I keep seeing a conclusion that maximum port loading (mass flow) occurs at 70° ATDC. How valid is this conclusion? SA books, Endyn, Myth Busters??

 

Good question. It does not occur at 70 degrees ATDC. You could say around 70 if you want to generalize.

This is tied in with the rod ratio that actually does matter when designing for a specific engine.

To summarize:

-Longer rods generate lower accelerations at the piston

-a longer rod ratio has a longer dwell at TDC and shorter at BDC

The fact is that the higher the rod ratio, the later the point in the intake stroke when the piston reaches velocity and therefore maximum pressure differential. There is a larger volume above the piston to be filled, so a larger charge is induced into the cylinder, increasing VE and Torque.


The angle varies from about 70 ATDC with a rod ratio of 1.55 to about 78 ATDC for a ratio of 2:1

tan theta max= 2 x (rod length/ stroke) = 2 x Rod Ratio

So a rod ratio if 1.52 = 71.8 ATDC , 1.83 rod ratio = 74.7 ATDC

so it depends on the rod ratio basically and can be explained through geometry

 

I'm inclined to believe Professor Blair and Associates; they do have simulation software used by elite, high stakes, high dollar professional motorsports. I think you can "bench race" with it and draw up the valve motion file.

What is the hypothesis here?? Run more ____ duration on the EX cam than in the IN cam, and achieve more HP in the this _____ rpm range?

 

Awesome info!

 

@EG1834

Sounds interesting what you are doing with Chevy LSx motors. What cam numbers do you use on the motors for what RPM ranges? And what type of Intake (configuration and runner length and cross-section).

 

Larry used to be a big advocate of this approach many years ago. For all I know, he might still be. However, I don't ever remember it producing results that were better than the more conventional approaches used by other head porters and engine builders. This was one of the explanations they gave for why the infamous H22 made so much power, before that situation blew up.

 

Its in a few books, Also on a few sites that I've read, i believe its also in one of the zip files i got from Blair's site.. i'll have to double check its just something thats always stuck in my memory.

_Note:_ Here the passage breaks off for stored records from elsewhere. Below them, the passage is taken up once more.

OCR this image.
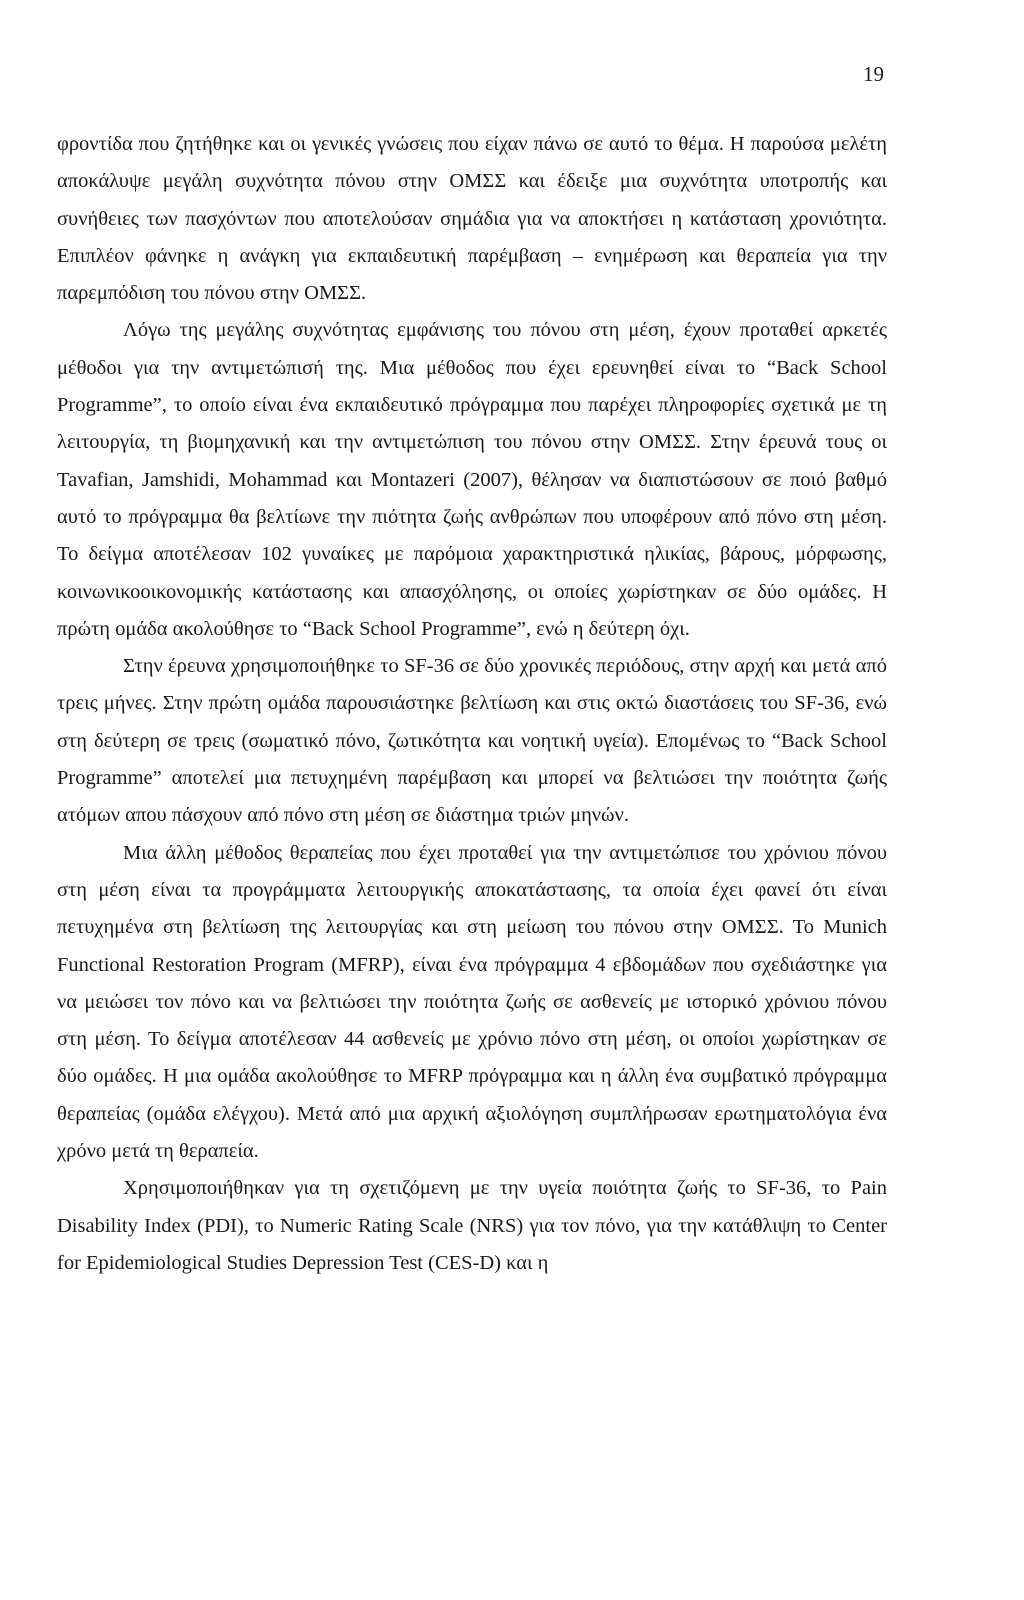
19

φροντίδα που ζητήθηκε και οι γενικές γνώσεις που είχαν πάνω σε αυτό το θέμα. Η παρούσα μελέτη αποκάλυψε μεγάλη συχνότητα πόνου στην ΟΜΣΣ και έδειξε μια συχνότητα υποτροπής και συνήθειες των πασχόντων που αποτελούσαν σημάδια για να αποκτήσει η κατάσταση χρονιότητα. Επιπλέον φάνηκε η ανάγκη για εκπαιδευτική παρέμβαση – ενημέρωση και θεραπεία για την παρεμπόδιση του πόνου στην ΟΜΣΣ.

Λόγω της μεγάλης συχνότητας εμφάνισης του πόνου στη μέση, έχουν προταθεί αρκετές μέθοδοι για την αντιμετώπισή της. Μια μέθοδος που έχει ερευνηθεί είναι το “Back School Programme”, το οποίο είναι ένα εκπαιδευτικό πρόγραμμα που παρέχει πληροφορίες σχετικά με τη λειτουργία, τη βιομηχανική και την αντιμετώπιση του πόνου στην ΟΜΣΣ. Στην έρευνά τους οι Tavafian, Jamshidi, Mohammad και Montazeri (2007), θέλησαν να διαπιστώσουν σε ποιό βαθμό αυτό το πρόγραμμα θα βελτίωνε την πιότητα ζωής ανθρώπων που υποφέρουν από πόνο στη μέση. Το δείγμα αποτέλεσαν 102 γυναίκες με παρόμοια χαρακτηριστικά ηλικίας, βάρους, μόρφωσης, κοινωνικοοικονομικής κατάστασης και απασχόλησης, οι οποίες χωρίστηκαν σε δύο ομάδες. Η πρώτη ομάδα ακολούθησε το “Back School Programme”, ενώ η δεύτερη όχι.

Στην έρευνα χρησιμοποιήθηκε το SF-36 σε δύο χρονικές περιόδους, στην αρχή και μετά από τρεις μήνες. Στην πρώτη ομάδα παρουσιάστηκε βελτίωση και στις οκτώ διαστάσεις του SF-36, ενώ στη δεύτερη σε τρεις (σωματικό πόνο, ζωτικότητα και νοητική υγεία). Επομένως το “Back School Programme” αποτελεί μια πετυχημένη παρέμβαση και μπορεί να βελτιώσει την ποιότητα ζωής ατόμων απου πάσχουν από πόνο στη μέση σε διάστημα τριών μηνών.

Μια άλλη μέθοδος θεραπείας που έχει προταθεί για την αντιμετώπισε του χρόνιου πόνου στη μέση είναι τα προγράμματα λειτουργικής αποκατάστασης, τα οποία έχει φανεί ότι είναι πετυχημένα στη βελτίωση της λειτουργίας και στη μείωση του πόνου στην ΟΜΣΣ. Το Munich Functional Restoration Program (MFRP), είναι ένα πρόγραμμα 4 εβδομάδων που σχεδιάστηκε για να μειώσει τον πόνο και να βελτιώσει την ποιότητα ζωής σε ασθενείς με ιστορικό χρόνιου πόνου στη μέση. Το δείγμα αποτέλεσαν 44 ασθενείς με χρόνιο πόνο στη μέση, οι οποίοι χωρίστηκαν σε δύο ομάδες. Η μια ομάδα ακολούθησε το MFRP πρόγραμμα και η άλλη ένα συμβατικό πρόγραμμα θεραπείας (ομάδα ελέγχου). Μετά από μια αρχική αξιολόγηση συμπλήρωσαν ερωτηματολόγια ένα χρόνο μετά τη θεραπεία.

Χρησιμοποιήθηκαν για τη σχετιζόμενη με την υγεία ποιότητα ζωής το SF-36, το Pain Disability Index (PDI), το Numeric Rating Scale (NRS) για τον πόνο, για την κατάθλιψη το Center for Epidemiological Studies Depression Test (CES-D) και η
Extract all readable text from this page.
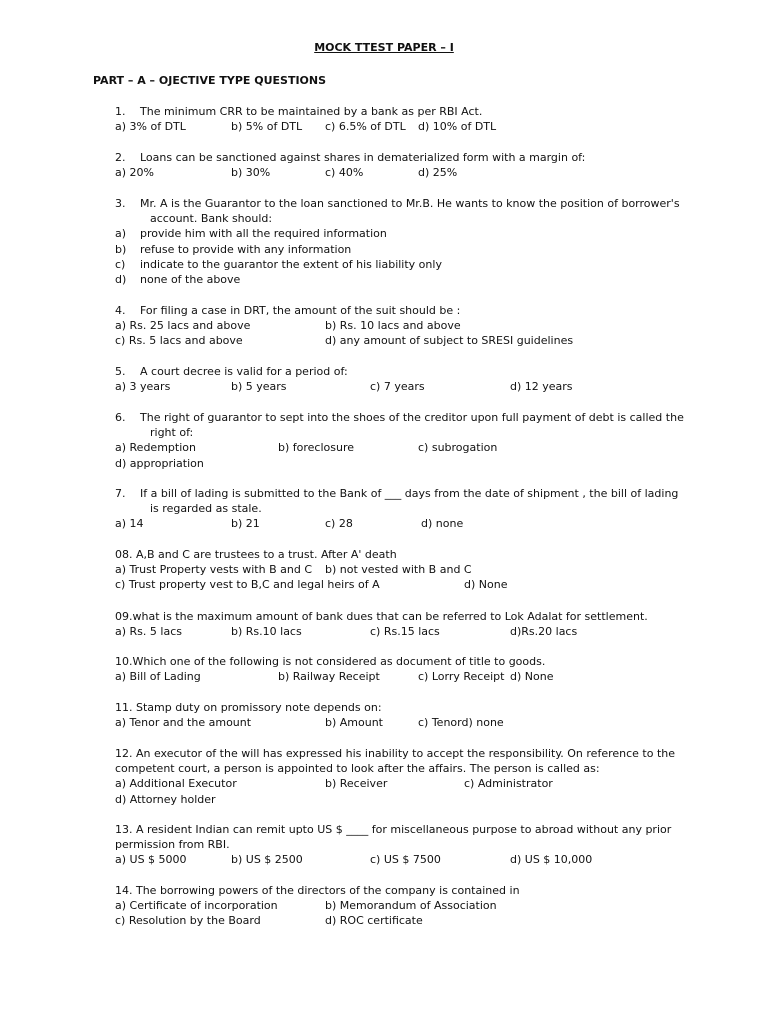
MOCK TTEST PAPER – I
PART – A – OJECTIVE TYPE QUESTIONS
1. The minimum CRR to be maintained by a bank as per RBI Act.
a) 3% of DTL	b) 5% of DTL c) 6.5% of DTL d) 10% of DTL
2. Loans can be sanctioned against shares in dematerialized form with a margin of:
a) 20%	b) 30%	c) 40%	d) 25%
3. Mr. A is the Guarantor to the loan sanctioned to Mr.B. He wants to know the position of borrower's
account. Bank should:
a) provide him with all the required information
b) refuse to provide with any information
c) indicate to the guarantor the extent of his liability only
d) none of the above
4. For filing a case in DRT, the amount of the suit should be :
a) Rs. 25 lacs and above	b) Rs. 10 lacs and above
c) Rs. 5 lacs and above	d) any amount of subject to SRESI guidelines
5. A court decree is valid for a period of:
a) 3 years	b) 5 years	c) 7 years	d) 12 years
6. The right of guarantor to sept into the shoes of the creditor upon full payment of debt is called the
right of:
a) Redemption	b) foreclosure	c) subrogation
d) appropriation
7. If a bill of lading is submitted to the Bank of ___ days from the date of shipment , the bill of lading
is regarded as stale.
a) 14	b) 21	c) 28	d) none
08. A,B and C are trustees to a trust. After A' death
a) Trust Property vests with B and C b) not vested with B and C
c) Trust property vest to B,C and legal heirs of A	d) None
09.what is the maximum amount of bank dues that can be referred to Lok Adalat for settlement.
a) Rs. 5 lacs	b) Rs.10 lacs	c) Rs.15 lacs	d)Rs.20 lacs
10.Which one of the following is not considered as document of title to goods.
a) Bill of Lading	b) Railway Receipt	c) Lorry Receipt d) None
11. Stamp duty on promissory note depends on:
a) Tenor and the amount	b) Amount	c) Tenord) none
12. An executor of the will has expressed his inability to accept the responsibility. On reference to the
competent court, a person is appointed to look after the affairs. The person is called as:
a) Additional Executor	b) Receiver	c) Administrator
d) Attorney holder
13. A resident Indian can remit upto US $ ____ for miscellaneous purpose to abroad without any prior
permission from RBI.
a) US $ 5000	b) US $ 2500	c) US $ 7500	d) US $ 10,000
14. The borrowing powers of the directors of the company is contained in
a) Certificate of incorporation	b) Memorandum of Association
c) Resolution by the Board	d) ROC certificate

I was simply trying to see what others thought on the situation. I believe that no matter how well a head is ported, or how awesome the valves are or header, that you can still never actually empty the cyl quickly enough. Which is what i wanted to see what others thought about having a longer duration exhaust camshaft that would be considered outside of the "norm"..

I've noticed on alot of camshafts now, the duration is longer by 3-8 degrees on the exhaust over the intake and i figured since i was going to "test" this theory out, i wanted to know what others thought..

I also thought it was a good topic to cover since people always want to build or run badass engines, but run headers like DC sports or some dinky 4-1 ebay header and expect the engine to breath awesomely.. I'm just waging the war on "bro" science, thats all, with all the smart people we've had here i figured it was time to work with, rather then against.
I believe its a good topic to cover, and I'm sure there will be alot more. But i'd like to have pave the way as well as others. This just isn't about camshaft design, can also include a ton of things, like others have mentioned.. The adjustable header really has caught my attention.

 

If you are using "hard" numbers from other sources, then please cite so other with a passion for knowledge can review. That's soup de jour with good scientists.

A couple more degrees of duration? At what lift, 0.010 0.050, 0.100?

What is the desired result, a.k.a. goal. Make more power everywhere, up top, down low?

I thought everyone knew all the fast people ran RMF headers (RIP, sir). Why chose a cam to fit a shitty setup. Just run a good header. Easier to install.